The real world isn’t enough for them. So they are building their own world, making their own fantasy. They have their reasons like we have ours.
As soon as I step inside that room, I feel like I’m home. Maybe because the walls are painted the exact same color as my treehouse: sunny yellow. It’s both poetic and comforting. The treehouse was where we fell in love in secret and in this room, everything we do together is exposed.

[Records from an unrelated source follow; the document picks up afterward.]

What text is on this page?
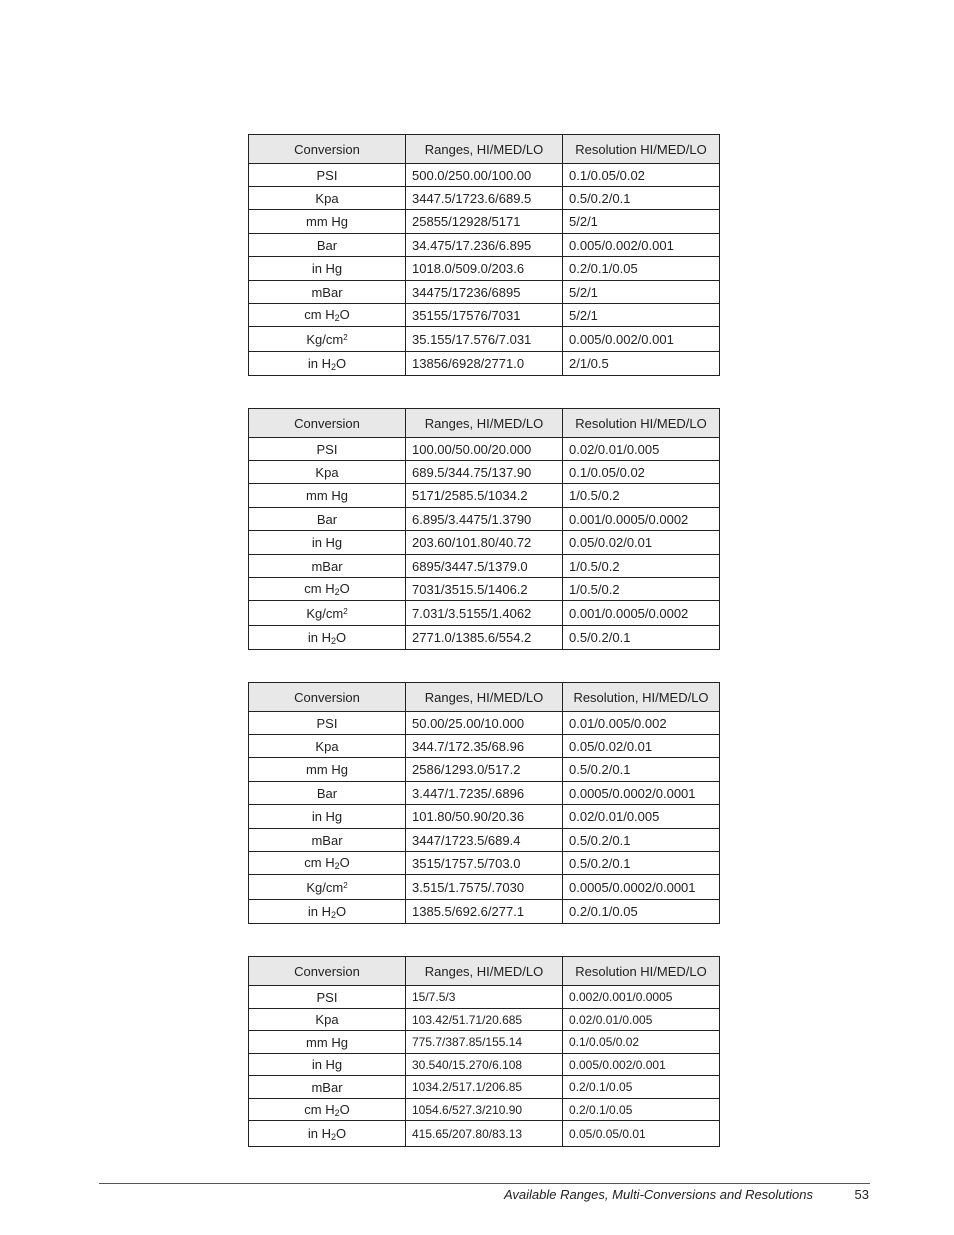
Conversion	Ranges, HI/MED/LO	Resolution HI/MED/LO
PSI	500.0/250.00/100.00	0.1/0.05/0.02
Kpa	3447.5/1723.6/689.5	0.5/0.2/0.1
mm Hg	25855/12928/5171	5/2/1
Bar	34.475/17.236/6.895	0.005/0.002/0.001
in Hg	1018.0/509.0/203.6	0.2/0.1/0.05
mBar	34475/17236/6895	5/2/1
cm $H_2O$	35155/17576/7031	5/2/1
$Kg/cm^2$	35.155/17.576/7.031	0.005/0.002/0.001
in $H_2O$	13856/6928/2771.0	2/1/0.5
Conversion	Ranges, HI/MED/LO	Resolution HI/MED/LO
PSI	100.00/50.00/20.000	0.02/0.01/0.005
Kpa	689.5/344.75/137.90	0.1/0.05/0.02
mm Hg	5171/2585.5/1034.2	1/0.5/0.2
Bar	6.895/3.4475/1.3790	0.001/0.0005/0.0002
in Hg	203.60/101.80/40.72	0.05/0.02/0.01
mBar	6895/3447.5/1379.0	1/0.5/0.2
cm $H_2O$	7031/3515.5/1406.2	1/0.5/0.2
$Kg/cm^2$	7.031/3.5155/1.4062	0.001/0.0005/0.0002
in $H_2O$	2771.0/1385.6/554.2	0.5/0.2/0.1
Conversion	Ranges, HI/MED/LO	Resolution, HI/MED/LO
PSI	50.00/25.00/10.000	0.01/0.005/0.002
Kpa	344.7/172.35/68.96	0.05/0.02/0.01
mm Hg	2586/1293.0/517.2	0.5/0.2/0.1
Bar	3.447/1.7235/.6896	0.0005/0.0002/0.0001
in Hg	101.80/50.90/20.36	0.02/0.01/0.005
mBar	3447/1723.5/689.4	0.5/0.2/0.1
cm $H_2O$	3515/1757.5/703.0	0.5/0.2/0.1
$Kg/cm^2$	3.515/1.7575/.7030	0.0005/0.0002/0.0001
in $H_2O$	1385.5/692.6/277.1	0.2/0.1/0.05
Conversion	Ranges, HI/MED/LO	Resolution HI/MED/LO
PSI	15/7.5/3	0.002/0.001/0.0005
Kpa	103.42/51.71/20.685	0.02/0.01/0.005
mm Hg	775.7/387.85/155.14	0.1/0.05/0.02
in Hg	30.540/15.270/6.108	0.005/0.002/0.001
mBar	1034.2/517.1/206.85	0.2/0.1/0.05
cm $H_2O$	1054.6/527.3/210.90	0.2/0.1/0.05
in $H_2O$	415.65/207.80/83.13	0.05/0.05/0.01
Available Ranges, Multi-Conversions and Resolutions	53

In this room, we take back what we lost. Our power. The time we spent apart.
Abel takes back me. And I go to him without reservations, with all the love I feel for him.
On our first shoot, Abel asked me to look into the camera and imagine everyone from our town, and tell them how good it felt to get fucked by him in our imaginary church. In our own place of worship.
He asks me to do that every time. It’s a ritual for us. A cleansing ritual. He grabs my hair, pulling my neck up so I can stare at the light, all the while slamming inside me from behind. In my ear, he whispers bad things, illicit things. Possessive things. Things that turn me on and make me love him even more.
Tell everyone you’re mine, Pixie.
Tell them you love me. Tell them how good I fuck you.
Tell them you’ll never leave me. You’ll never go back to them.
His words make me want to absorb him in my body, hide him away from everyone who can do him harm. But all I do is scream out my love for him. I look in the camera, and declare my love to the world, to anyone who’ll listen. With pleasure. With anger. With a smile on my lips.
I’ve become comfortable with having people inside the yellow, hopeful room. Not a lot of them but a couple. Usually Blu’s husband Nick is in there with us. He’s so silent that I never feel or hear him around. Besides, with Abel inside me, I don’t feel anything else. The other guy is the one who was working with the lights that first time. I’ve since found out that his name is Gavin. He’s shy and nice, and he’s saving up to study electronics and communications.
Those two are the only ones who are allowed inside with me and Abel. My husband won’t let anyone else — namely the shaggy-haired guy who got mad the first time — come inside. My big, fierce protector. Nick and Gavin are friendly, and sometimes I catch a light of appreciation in their eyes. They even compliment us sometimes. It makes me laugh. I don’t know why but it does.
Most of all, it makes me feel validated. In fact, it’s the ultimate validation of our love, affecting people the way we do, getting a positive reaction out of them. The ultimate stamp of approval that our love is not wrong. That the way we love, crazily, madly, without limitations, is okay. Loving Abel like this is not a sin.
Loving Abel Adams might be the purest and truest thing I’ll ever do.
After every shoot, he carries me out, like he did the first time. He takes me home, washes my hair, presses a kiss on my tummy, and then we cuddle. There’s no sex or lust, only companionship. His movements are so gentle, his fingers such balm to my aching soul, and thoroughly vandalized and pleasured body.
He’s so layered, my Abel.
He is a product of this society. He’s a product of all the hatred and narrow-mindedness of my hometown. It makes me think that monsters aren’t born, they are made. Not that my Abel is a monster, but still. We make them, through our actions, through our thoughtlessness. We make them with our own hands and then, point fingers at them.
It makes me cry. It makes me see how capable my husband is of being hurt, of being angry over his past. It makes me realize how angry I am, and how my fury has been growing over the years.
It all comes out now, in front of the camera.
So this is basically our own fucked-up version of therapy.
But when I see other couples on the street, laughing, kissing like they have no care in the world, like they don’t have any burdens, I wonder. I wonder if we will ever get to their place, all happy and care-free.
I wonder if we will ever get to a place where we’re not angry anymore. Will we ever move on?